Le besoin premier de la plupart des groupes minoritaires, et notamment lorsqu'ils sont le fruit de processus d'immigration, consiste à développer diverses aptitudes et connaissances. Sans l'aptitude à communiquer dans une langue communément comprise, par exemple, il est difficile, voire impossible, de survivre en société. Le besoin premier des groupes majoritaires est de regarder au-delà des normes acceptées et de remettre en question les modes de pensée traditionnels - en particulier les stéréotypes et les préjugés négatifs - en relation avec les groupes minoritaires. Il est nécessaire pour nous tous de parvenir à comprendre le rôle joué par les relations basées sur le pouvoir dans la société et, ici, leurs répercussions sur les relations interculturelles.

Logiquement, ces différents besoins ont des objectifs différents. Concernant les groupes sociaux majoritaires, les cibles de l'éducation interculturelle sont les suivantes :

Favoriser la compréhension de la réalité d'un monde interdépendant et encourager une action cohérente dans le cadre de cette réalité ;

Dépasser les préjugés négatifs et les stéréotypes ethniques ;

Encourager une évaluation positive de la différence et de la diversité ;

Rechercher et mettre en lumière les points communs ;

Générer des attitudes et des modes de comportement positifs à l'égard des individus d'autres sociétés et cultures ;

Traduire les principes de solidarité et de courage civil en action.

Concernant les groupes minoritaires, les cibles de l'éducation interculturelle englobent tous les points susmentionnés, ainsi que l'apprentissage de la vie dans une société dominante sans perte d'identité culturelle.

Les jeunes : une ressource essentielle pour l'éducation interculturelle

L'éducation interculturelle, même si son champ d'action doit être la société dans son ensemble, s'oriente en priorité sur le système des relations des enfants et des jeunes. Nous justifions cette priorité par le fait que ces derniers seront, dans une grande mesure, les futurs citoyens de nos sociétés interculturelles. Ils constituent en outre un réseau de communication important en direction des adultes, et peuvent aider leurs aînés à, par exemple, prendre conscience de la nécessité des changements. Ceci dit, il est clair que ce kit véhicule aussi des messages-clés relatifs à l'éducation des adultes.
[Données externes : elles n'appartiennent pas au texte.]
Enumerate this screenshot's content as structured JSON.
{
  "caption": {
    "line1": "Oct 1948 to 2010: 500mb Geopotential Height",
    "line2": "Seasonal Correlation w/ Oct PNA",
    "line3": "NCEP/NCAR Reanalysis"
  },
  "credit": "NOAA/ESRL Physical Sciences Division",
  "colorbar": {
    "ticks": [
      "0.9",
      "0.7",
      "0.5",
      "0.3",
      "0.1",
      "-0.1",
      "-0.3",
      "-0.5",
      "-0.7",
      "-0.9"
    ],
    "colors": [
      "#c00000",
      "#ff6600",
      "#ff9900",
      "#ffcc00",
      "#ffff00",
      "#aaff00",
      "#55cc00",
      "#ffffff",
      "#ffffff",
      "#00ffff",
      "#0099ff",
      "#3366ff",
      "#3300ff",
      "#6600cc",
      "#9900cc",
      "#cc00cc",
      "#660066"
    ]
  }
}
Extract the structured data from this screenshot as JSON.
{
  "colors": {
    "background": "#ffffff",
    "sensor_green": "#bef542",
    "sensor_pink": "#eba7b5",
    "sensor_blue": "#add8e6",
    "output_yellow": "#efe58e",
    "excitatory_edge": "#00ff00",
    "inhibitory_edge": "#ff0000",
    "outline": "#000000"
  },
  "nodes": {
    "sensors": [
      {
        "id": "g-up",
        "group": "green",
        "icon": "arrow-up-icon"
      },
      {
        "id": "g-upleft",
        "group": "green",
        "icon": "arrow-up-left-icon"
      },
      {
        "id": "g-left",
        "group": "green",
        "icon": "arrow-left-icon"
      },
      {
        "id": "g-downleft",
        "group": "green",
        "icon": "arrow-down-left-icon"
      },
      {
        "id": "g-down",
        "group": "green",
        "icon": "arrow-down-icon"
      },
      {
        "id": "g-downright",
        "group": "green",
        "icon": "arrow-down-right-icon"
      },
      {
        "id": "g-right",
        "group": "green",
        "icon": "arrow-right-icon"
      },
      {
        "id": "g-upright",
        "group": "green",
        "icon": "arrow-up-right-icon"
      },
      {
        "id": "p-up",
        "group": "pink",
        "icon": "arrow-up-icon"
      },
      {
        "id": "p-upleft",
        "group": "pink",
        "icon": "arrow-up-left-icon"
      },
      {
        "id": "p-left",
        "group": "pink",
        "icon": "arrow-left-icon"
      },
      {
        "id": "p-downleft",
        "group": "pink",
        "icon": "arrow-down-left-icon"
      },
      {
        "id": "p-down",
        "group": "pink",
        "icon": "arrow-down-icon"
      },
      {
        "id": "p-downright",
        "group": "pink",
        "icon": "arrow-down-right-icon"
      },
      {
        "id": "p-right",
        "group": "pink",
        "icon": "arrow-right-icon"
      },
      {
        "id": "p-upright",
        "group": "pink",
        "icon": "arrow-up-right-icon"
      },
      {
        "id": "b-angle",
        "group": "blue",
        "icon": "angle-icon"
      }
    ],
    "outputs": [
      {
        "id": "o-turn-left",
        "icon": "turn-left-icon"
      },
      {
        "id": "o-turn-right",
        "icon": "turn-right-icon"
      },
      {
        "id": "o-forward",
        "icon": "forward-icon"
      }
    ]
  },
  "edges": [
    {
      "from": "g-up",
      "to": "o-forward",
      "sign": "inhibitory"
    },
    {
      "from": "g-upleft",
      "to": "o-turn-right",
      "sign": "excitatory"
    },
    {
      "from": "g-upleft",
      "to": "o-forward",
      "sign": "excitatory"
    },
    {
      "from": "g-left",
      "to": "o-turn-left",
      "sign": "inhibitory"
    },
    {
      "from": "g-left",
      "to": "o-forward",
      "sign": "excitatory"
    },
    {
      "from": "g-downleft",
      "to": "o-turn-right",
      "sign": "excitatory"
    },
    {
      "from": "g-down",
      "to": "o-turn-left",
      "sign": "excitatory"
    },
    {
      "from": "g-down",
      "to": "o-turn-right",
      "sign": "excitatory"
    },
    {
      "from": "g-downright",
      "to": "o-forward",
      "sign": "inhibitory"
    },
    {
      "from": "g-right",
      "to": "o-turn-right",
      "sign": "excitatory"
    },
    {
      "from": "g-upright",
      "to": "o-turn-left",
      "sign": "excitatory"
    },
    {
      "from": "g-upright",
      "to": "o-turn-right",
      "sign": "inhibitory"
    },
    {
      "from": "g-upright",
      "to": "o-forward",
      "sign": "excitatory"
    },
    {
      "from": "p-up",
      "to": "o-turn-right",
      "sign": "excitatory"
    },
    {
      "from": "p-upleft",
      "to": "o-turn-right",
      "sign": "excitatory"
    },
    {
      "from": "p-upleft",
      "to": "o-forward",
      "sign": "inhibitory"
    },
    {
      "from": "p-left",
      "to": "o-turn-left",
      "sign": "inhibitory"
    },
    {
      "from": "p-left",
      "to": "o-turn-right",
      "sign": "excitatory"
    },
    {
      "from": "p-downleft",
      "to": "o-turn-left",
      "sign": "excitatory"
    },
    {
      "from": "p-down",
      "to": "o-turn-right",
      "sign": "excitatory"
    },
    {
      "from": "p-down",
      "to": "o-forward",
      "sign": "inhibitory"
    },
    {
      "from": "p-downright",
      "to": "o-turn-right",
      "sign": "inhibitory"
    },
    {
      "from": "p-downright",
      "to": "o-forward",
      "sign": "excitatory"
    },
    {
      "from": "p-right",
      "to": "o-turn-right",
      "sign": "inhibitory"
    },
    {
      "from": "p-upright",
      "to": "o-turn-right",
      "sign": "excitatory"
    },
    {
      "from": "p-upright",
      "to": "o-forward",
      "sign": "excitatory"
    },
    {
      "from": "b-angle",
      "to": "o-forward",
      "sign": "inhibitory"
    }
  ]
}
L'éducation interculturelle avec les enfants et les jeunes vise deux objectifs principaux :

• Les aider à acquérir la capacité de reconnaître les inégalités, les injustices, le racisme, les stéréotypes et les préjugés.

• Leur apporter les connaissances et les aptitudes qui les aideront à remettre en question et à changer ces mécanismes lorsqu'ils y seront confrontés dans la société.

Les approches pédagogiques, que ce soit à l'intérieur ou à l'extérieur de l'école, revêtent une importance considérable.

Notre conception de ces approches dépend en grande partie du contexte. Et il est par ailleurs « vrai » que l'éducation extra-scolaire fait appel à des méthodes plus formelles (une conférence, une contribution, des exercices écrits) tout comme il est vrai que l'on trouve également des méthodes plus informelles à l'école, (activités en groupes de projet, utilisation de l'environnement local…). Lorsque nous avons rédigé ce Kit pédagogique en 1994-95, nous avions l'habitude de différencier l'éducation formelle et l'éducation informelle - on entendait alors rarement parler « d'éducation/apprentissage non-formels ». Le débat a progressé, tant et si bien que le Forum européen de la jeunesse a récemment publié un document d'orientation intitulé « Les organisations de jeunesse, pourvoyeurs d'éducation non formelle - reconnaître notre rôle» (novembre 2003). Aujourd'hui on fait davantage référence à l'éducation informelle lorsque l'on évoque des situations d'apprentissage non planifiées : en famille, dans le bus, dans une conversation entre amis. Et pourtant, pour cette édition en ligne, nous avons choisi - et vous serez contents de l'apprendre - de ne pas modifier la terminologie.

Le chapitre que Repères consacre à l'Education évoque les défis qui se posent aujourd'hui aux systèmes éducatifs et rappelle que la complémentarité entre éducation formelle et non-formelle est nécessaire.